Worries about an impending wheat shortage eased recently, after the government closed deals to buy 2.2 million tons of wheat from international suppliers.
India has also allowed private companies to import wheat and sugar, and halted the export of lentils. The government normally imports grains only through state-owned companies.
The government hopes these steps will help reverse a dramatic rise in the price of food products, including wheat, sugar, lentils and vegetables.
But galloping prices are not the only worry. The wheat imports are the first in six years, and are being seen as a sign that India's self-sufficiency in food is in jeopardy.
D.H. Pai Panandiker is an economist at the RPG Foundation, a New Delhi research organization. He says falling agricultural productivity in the last decade has raised fears that India will no longer be able to grow enough food to meet the needs of its billion-plus population.
"In the past six years there has hardly been any improvement in agricultural production," Panandiker says. "The buffer stock, which was created out of the surplus agricultural production that we had earlier…was 64 million tons in 2002. That buffer stock has come down to nearly 18 million tons. So both the stock as well as the production have come down very drastically."
The situation was dramatically different three decades ago. In the 1970's, high-yielding varieties of grain helped usher in a "Green Revolution." Production of staple foods multiplied, making it possible for food production to stay ahead of population growth. India's agriculture was hailed as a success story.
The ample harvests also allowed the government to maintain a large cushion of food grains to keep prices in check, and make sure that wheat and rice are available to the country's poor though a public distribution system at affordable prices.

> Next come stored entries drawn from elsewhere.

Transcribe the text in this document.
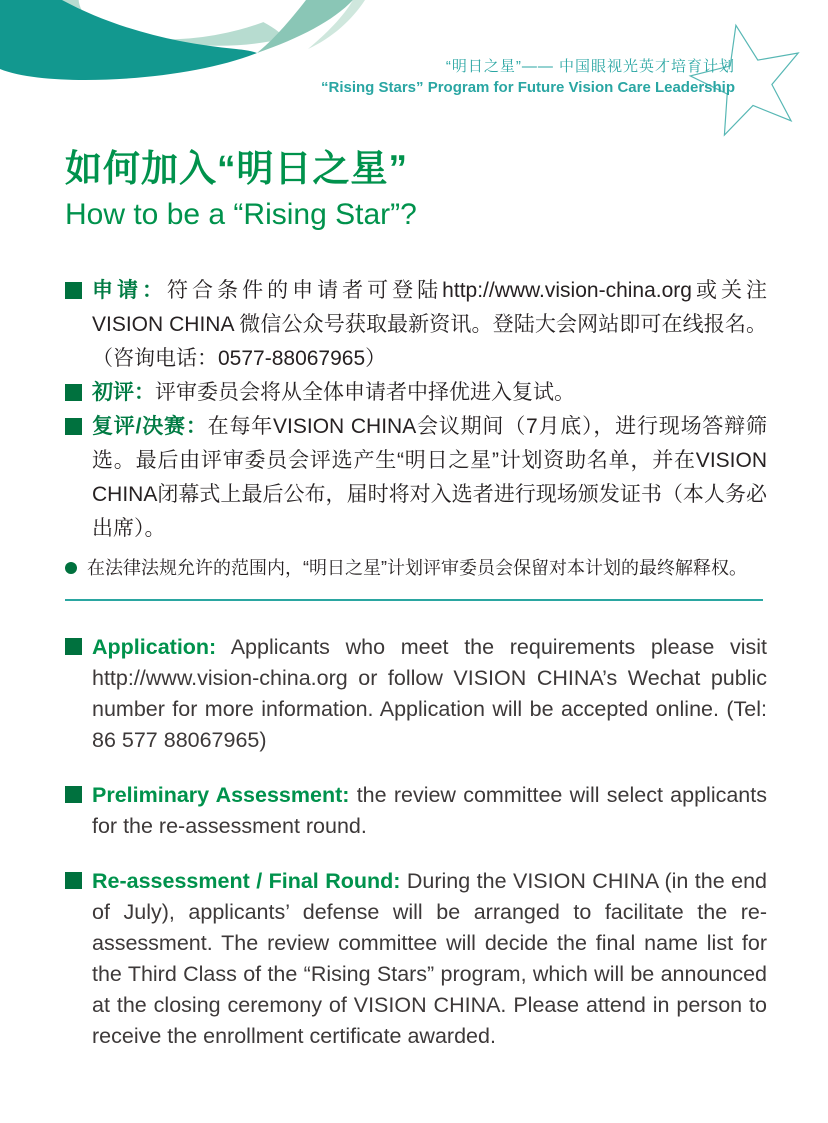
“明日之星”—— 中国眼视光英才培育计划
“Rising Stars” Program for Future Vision Care Leadership
如何加入“明日之星”
How to be a “Rising Star”?
申请：符合条件的申请者可登陆http://www.vision-china.org或关注 VISION CHINA 微信公众号获取最新资讯。登陆大会网站即可在线报名。（咨询电话：0577-88067965）
初评：评审委员会将从全体申请者中择优进入复试。
复评/决赛：在每年VISION CHINA会议期间（7月底），进行现场答辩筛选。最后由评审委员会评选产生“明日之星”计划资助名单，并在VISION CHINA闭幕式上最后公布，届时将对入选者进行现场颁发证书（本人务必出席）。
在法律法规允许的范围内，“明日之星”计划评审委员会保留对本计划的最终解释权。
Application: Applicants who meet the requirements please visit http://www.vision-china.org or follow VISION CHINA’s Wechat public number for more information. Application will be accepted online. (Tel: 86 577 88067965)
Preliminary Assessment: the review committee will select applicants for the re-assessment round.
Re-assessment / Final Round: During the VISION CHINA (in the end of July), applicants’ defense will be arranged to facilitate the re-assessment. The review committee will decide the final name list for the Third Class of the “Rising Stars” program, which will be announced at the closing ceremony of VISION CHINA. Please attend in person to receive the enrollment certificate awarded.
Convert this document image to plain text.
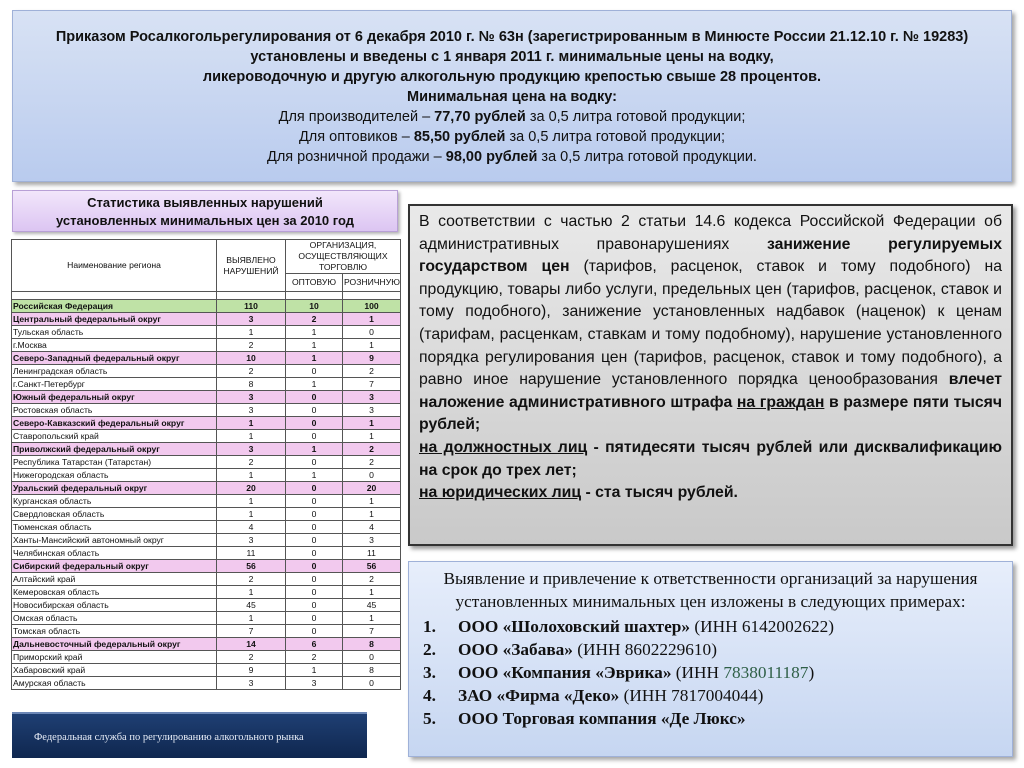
Приказом Росалкогольрегулирования от 6 декабря 2010 г. № 63н (зарегистрированным в Минюсте России 21.12.10 г. № 19283)
установлены и введены с 1 января 2011 г. минимальные цены на водку,
ликероводочную и другую алкогольную продукцию крепостью свыше 28 процентов.
Минимальная цена на водку:
Для производителей – 77,70 рублей за 0,5 литра готовой продукции;
Для оптовиков – 85,50 рублей за 0,5 литра готовой продукции;
Для розничной продажи – 98,00 рублей за 0,5 литра готовой продукции.
Статистика выявленных нарушений
установленных минимальных цен за 2010 год
Наименование региона	ВЫЯВЛЕНО НАРУШЕНИЙ	ОРГАНИЗАЦИЯ, ОСУЩЕСТВЛЯЮЩИХ ТОРГОВЛЮ	
		ОПТОВУЮ	РОЗНИЧНУЮ

Российская Федерация	110	10	100
Центральный федеральный округ	3	2	1
Тульская область	1	1	0
г.Москва	2	1	1
Северо-Западный федеральный округ	10	1	9
Ленинградская область	2	0	2
г.Санкт-Петербург	8	1	7
Южный федеральный округ	3	0	3
Ростовская область	3	0	3
Северо-Кавказский федеральный округ	1	0	1
Ставропольский край	1	0	1
Приволжский федеральный округ	3	1	2
Республика Татарстан (Татарстан)	2	0	2
Нижегородская область	1	1	0
Уральский федеральный округ	20	0	20
Курганская область	1	0	1
Свердловская область	1	0	1
Тюменская область	4	0	4
Ханты-Мансийский автономный округ	3	0	3
Челябинская область	11	0	11
Сибирский федеральный округ	56	0	56
Алтайский край	2	0	2
Кемеровская область	1	0	1
Новосибирская область	45	0	45
Омская область	1	0	1
Томская область	7	0	7
Дальневосточный федеральный округ	14	6	8
Приморский край	2	2	0
Хабаровский край	9	1	8
Амурская область	3	3	0

В соответствии с частью 2 статьи 14.6 кодекса Российской Федерации об административных правонарушениях занижение регулируемых государством цен (тарифов, расценок, ставок и тому подобного) на продукцию, товары либо услуги, предельных цен (тарифов, расценок, ставок и тому подобного), занижение установленных надбавок (наценок) к ценам (тарифам, расценкам, ставкам и тому подобному), нарушение установленного порядка регулирования цен (тарифов, расценок, ставок и тому подобного), а равно иное нарушение установленного порядка ценообразования влечет наложение административного штрафа на граждан в размере пяти тысяч рублей;

на должностных лиц - пятидесяти тысяч рублей или дисквалификацию на срок до трех лет;

на юридических лиц - ста тысяч рублей.

Выявление и привлечение к ответственности организаций за нарушения установленных минимальных цен изложены в следующих примерах:
1.	ООО «Шолоховский шахтер» (ИНН 6142002622)
2.	ООО «Забава» (ИНН 8602229610)
3.	ООО «Компания «Эврика» (ИНН 7838011187)
4.	ЗАО «Фирма «Деко» (ИНН 7817004044)
5.	ООО Торговая компания «Де Люкс»
Федеральная служба по регулированию алкогольного рынка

But experts say that over the last decade, the situation has gradually been reversed, because the government has neglected agriculture.
Hafiz Pasha, assistant secretary-general of the U.N. Development Program, sees dangers ahead for poor people if large countries like India become food importers.
"If import levels continue to rise - say, in food grains - world food prices could start rising, and that will have all kinds of adverse implications, both for the urban poor as well as the landless," Pasha says. "So the first concern is one of food security…. The first thing we need to do is to ensure that public investment once again begins to focus on agriculture."
Experts are calling on the government to improve irrigation systems, distribute higher-quality seeds, and provide more credit to farmers to revive agriculture.